[Bug c++/55189] New: g++ compiler does not report missing return on function with return type
http://gcc.gnu.org/bugzilla/show_bug.cgi?id=55189
Bug #: 55189
Summary: g++ compiler does not report missing return on
function with return type
Classification: Unclassified
Product: gcc
Version: 4.6.2
Status: UNCONFIRMED
Severity: normal
Priority: P3
Component: c++
AssignedTo: unassig...@gcc.gnu.org
ReportedBy: meanar...@gmail.com
Compiled with MinGW port of g++, compiles without errors or warnings:
g++ bug.cpp -o bug.exe
Minimal sample bug.cpp:
#include
using namespace std;
class Example
{
protected:
int m_x;
public:
Example()
{
m_x = 0;
}
Example( const Example &ref )
{
m_x = ref.m_x;
}
~Example()
{
}
int get()
{
return m_x;
}
void set( int x )
{
m_x = x;
}
Example &operator =( Example ref )
{
m_x = ref.m_x;
return *this;
}
};
Example func( Example p )
{
Example m;
m.set( p.get() );
// ! COMPILER DOES NOT DETECT ABSENCE OF FUNCTION RETURN !
}
int main()
{
Example m;
m.set( 7 );
Example k;
k = func( m );
// ! CONSEQUENTLY RESULT IS RANDOM !
cout << k.get() << endl;
return 0;
}
[Bug c++/55189] g++ compiler does not report missing return on function with return type
http://gcc.gnu.org/bugzilla/show_bug.cgi?id=55189
--- Comment #2 from meanone 2012-11-03 11:11:15
UTC ---
(In reply to comment #1)
> (In reply to comment #0)
> > Compiled with MinGW port of g++, compiles without errors or warnings:
>
> It does warn if you ask it to: -Wall
I can understand that this is ok behavior for C, but to have to
EXPLICITLY ASK typesafe language like C++ to inform me if function
WITH RETURN TYPE does not return anything ?
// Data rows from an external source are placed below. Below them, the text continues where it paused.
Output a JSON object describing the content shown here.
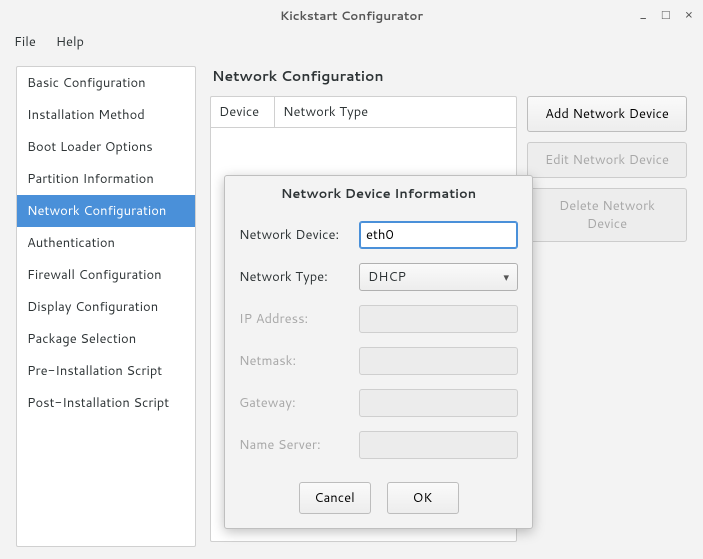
{
  "window": {
    "title": "Kickstart Configurator"
  },
  "menubar": {
    "file": "File",
    "help": "Help"
  },
  "sidebar": {
    "items": [
      {
        "label": "Basic Configuration"
      },
      {
        "label": "Installation Method"
      },
      {
        "label": "Boot Loader Options"
      },
      {
        "label": "Partition Information"
      },
      {
        "label": "Network Configuration"
      },
      {
        "label": "Authentication"
      },
      {
        "label": "Firewall Configuration"
      },
      {
        "label": "Display Configuration"
      },
      {
        "label": "Package Selection"
      },
      {
        "label": "Pre-Installation Script"
      },
      {
        "label": "Post-Installation Script"
      }
    ],
    "selected_index": 4
  },
  "main": {
    "heading": "Network Configuration",
    "table": {
      "columns": [
        "Device",
        "Network Type"
      ]
    },
    "buttons": {
      "add": "Add Network Device",
      "edit": "Edit Network Device",
      "delete": "Delete Network Device"
    }
  },
  "dialog": {
    "title": "Network Device Information",
    "labels": {
      "device": "Network Device:",
      "type": "Network Type:",
      "ip": "IP Address:",
      "netmask": "Netmask:",
      "gateway": "Gateway:",
      "nameserver": "Name Server:"
    },
    "values": {
      "device": "eth0",
      "type": "DHCP",
      "ip": "",
      "netmask": "",
      "gateway": "",
      "nameserver": ""
    },
    "actions": {
      "cancel": "Cancel",
      "ok": "OK"
    }
  }
}
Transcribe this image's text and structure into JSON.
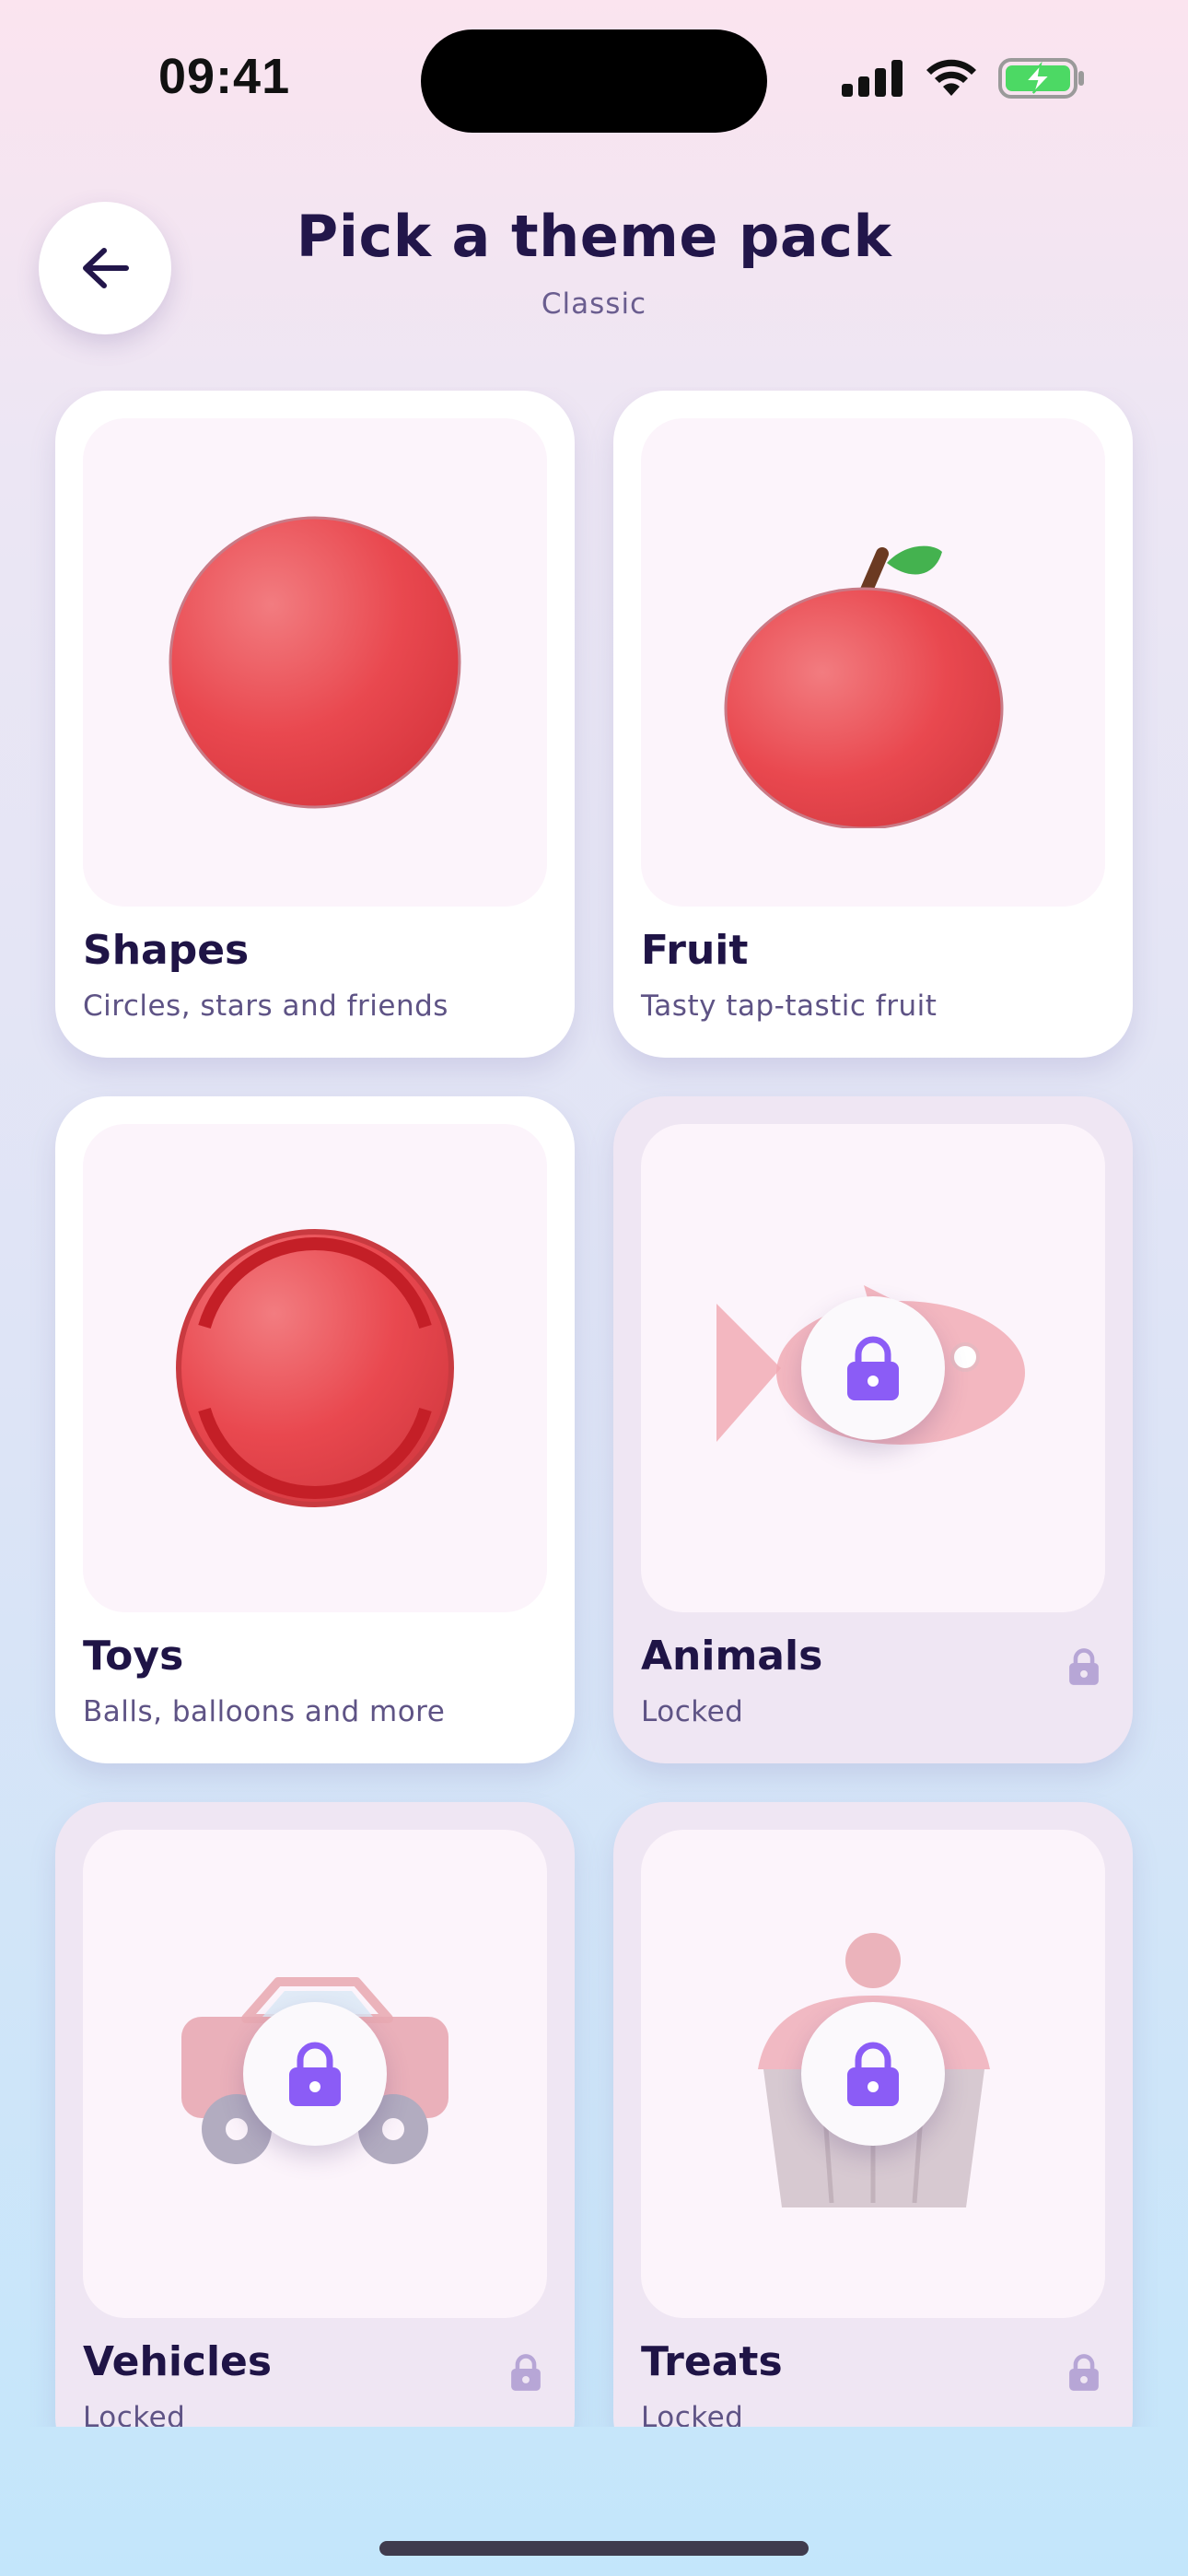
{
  "status_bar": {
    "time": "09:41"
  },
  "header": {
    "title": "Pick a theme pack",
    "subtitle": "Classic"
  },
  "packs": [
    {
      "title": "Shapes",
      "description": "Circles, stars and friends",
      "locked": false,
      "icon": "red-circle"
    },
    {
      "title": "Fruit",
      "description": "Tasty tap-tastic fruit",
      "locked": false,
      "icon": "apple"
    },
    {
      "title": "Toys",
      "description": "Balls, balloons and more",
      "locked": false,
      "icon": "ball"
    },
    {
      "title": "Animals",
      "description": "Locked",
      "locked": true,
      "icon": "fish"
    },
    {
      "title": "Vehicles",
      "description": "Locked",
      "locked": true,
      "icon": "car"
    },
    {
      "title": "Treats",
      "description": "Locked",
      "locked": true,
      "icon": "cupcake"
    }
  ],
  "colors": {
    "accent": "#8b5cf6",
    "title": "#22164a",
    "red": "#e9424a"
  }
}
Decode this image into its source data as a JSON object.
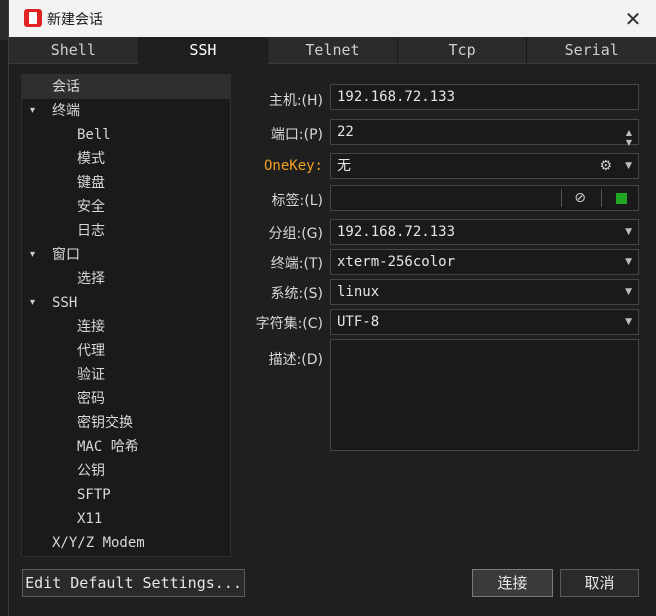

If this is not bug why shouldn't we make
int n;
n =;
printf("%d",n);
to be legal code, compiler should simply assign whatever it wants. Right ?
Could anyone explain what for should missing return on typical C++ function
be useful at all ?
Not to mention probability that it has been forgotten by mistake.
-Wreturn-type should be set by default.